A Closer Look: Operational Risk Management


The success of an organization is dependent, in large part, on the effectiveness of its operating environment. The journey toward operational excellence requires a refined and informed approach to balancing operational risk and operational controls.

In order to best manage to an appropriate level of risk, one needs to understand the operational risks inherent in running a process or product, assess the effectiveness of the control environment, and accurately calculate the residual risk exposure – so one can mitigate it to within acceptable limits.

The Risk Lifecycle

Much like market and credit risk, operational risk follows a similar cycle – it is important to track risk exposure through the cycle in order to achieve the desired level of risk mitigation.

Risk Management
For illustrative purposes only.

Focus on Identification

To effectively identify the organization's key operational risks, one best practice is to take a multi-faceted approach to understanding and managing Operational Risk.  For example, the data sourced from a single tool (e.g., a Risk & Control Self Assessment) is useful, however, its value in accurately identifying and assessing operational risk exposures may be materially enhanced when combined with:

  • Data sourced through complementary but independent Operational Risk tools, and
  • Operational data (e.g., portfolio and trade data)
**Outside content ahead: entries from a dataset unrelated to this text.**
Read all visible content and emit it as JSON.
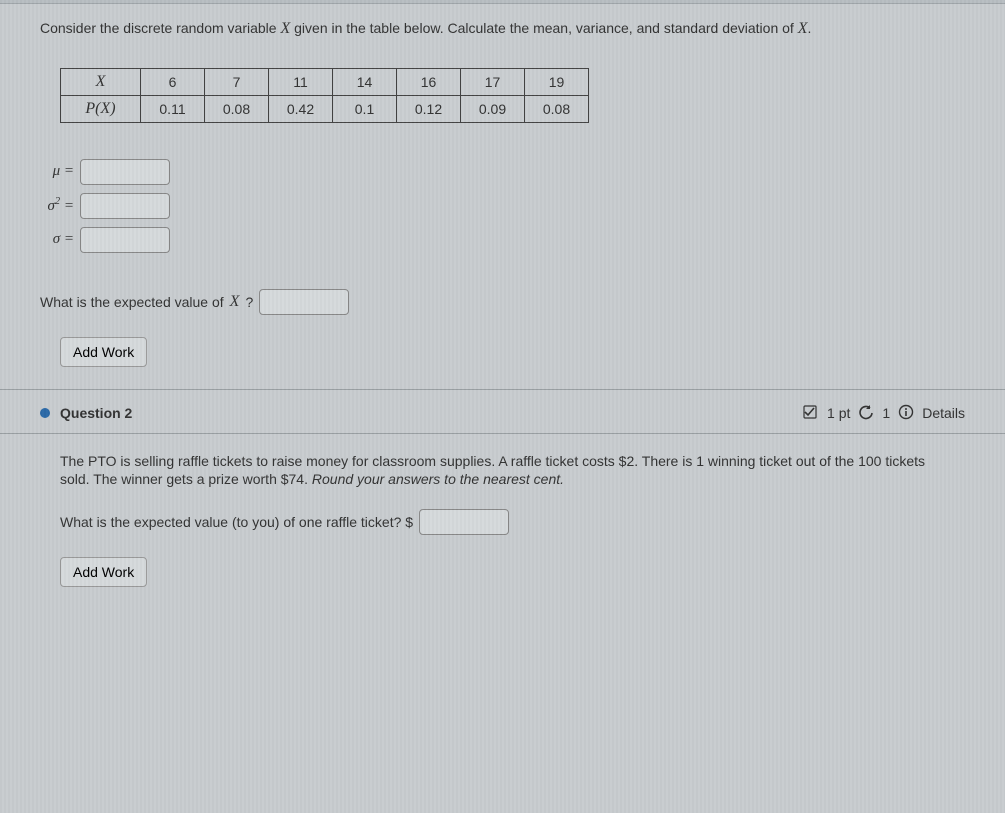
{
  "q1": {
    "prompt_a": "Consider the discrete random variable ",
    "prompt_var": "X",
    "prompt_b": " given in the table below. Calculate the mean, variance, and standard deviation of ",
    "prompt_c": ".",
    "table": {
      "row1_hdr": "X",
      "row2_hdr": "P(X)",
      "x": [
        "6",
        "7",
        "11",
        "14",
        "16",
        "17",
        "19"
      ],
      "p": [
        "0.11",
        "0.08",
        "0.42",
        "0.1",
        "0.12",
        "0.09",
        "0.08"
      ]
    },
    "mu_label": "μ =",
    "sigma2_label_a": "σ",
    "sigma2_label_b": " =",
    "sigma_label": "σ =",
    "mu_val": "",
    "sigma2_val": "",
    "sigma_val": "",
    "expected_q_a": "What is the expected value of ",
    "expected_q_b": "?",
    "expected_val": "",
    "add_work": "Add Work"
  },
  "q2": {
    "title": "Question 2",
    "pts": "1 pt",
    "attempts": "1",
    "details": "Details",
    "body_a": "The PTO is selling raffle tickets to raise money for classroom supplies. A raffle ticket costs $2. There is 1 winning ticket out of the 100 tickets sold. The winner gets a prize worth $74. ",
    "body_b": "Round your answers to the nearest cent.",
    "ev_q": "What is the expected value (to you) of one raffle ticket? $",
    "ev_val": "",
    "add_work": "Add Work"
  }
}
The goal is to build a holistic, comprehensive, and balanced view of operational risks, trends, and exposures. This has the ability to provide a more informed view for management to use in targeting investment in controls.

Risk management
For illustrative purposes only.
  • Risk & Control Self Assessment: An assessment of the risks inherent in executing a process, the effectiveness of the controls in place to manage the risk and the residual risk remaining.
  • Event Analysis: Root cause analysis of events with an unintended outcome and enhancement of controls if appropriate.
  • Targeted Risk Assessment: A deep dive independent assessment of the risks and controls in a process or set of processes, usually conducted by the Operational Risk team.
  • Operating Metrics: Data points collected to support risk analysis; may include key performance indicators, key control indicators or business data sets.
  • Key Risk Indicators: Quantitative indicators of changes in risk levels built using operating metrics and measured against thresholds.
  • Process Mapping: Detailed breakdown of activities, steps, and controls within a process to support assessment of risks and controls; use for training, change management, audit management, etc.
  • Scenario Analysis: Analysis of the effectiveness of controls for highly unlikely but plausible events that may result in disruption to the business; feeds capital reserving, where applicable.

Keeping Pace with Change

Change can often increase risk. Investment managers typically run a diverse portfolio of products and mandates, each of which can present a unique, and sometimes nuanced, set of operational challenges. Both the operational processes underpinning the execution of the products, and the products themselves, are often subject to significant change. This is driven by a series of factors including client demand, market dynamics, new regulation, external threats, technology developments, and organizational restructuring, to name a few.

These factors all change the inherent risk profile of the firm, stress the control environment and cause potential dislocation between the two, therefore increasing residual risks. It is the role of the Operational Risk team, in conjunction with business teams, to proactively identify, assess and help manage these dynamic risks and exposures.

We believe Operational Risk is best managed by not only doing ‘point in time’ assessments of risk; but rather by monitoring and managing the continually evolving operational risk profile of the firm.

This information is for informational purposes only and not intended to, and does not relate specifically to any investment strategy or product that AQR offers. The risk management process described herein will not always be successful. It is being provided merely to provide a framework to assist in the implementation of an investor’s own analysis and an investor’s own view on the topic discussed herein.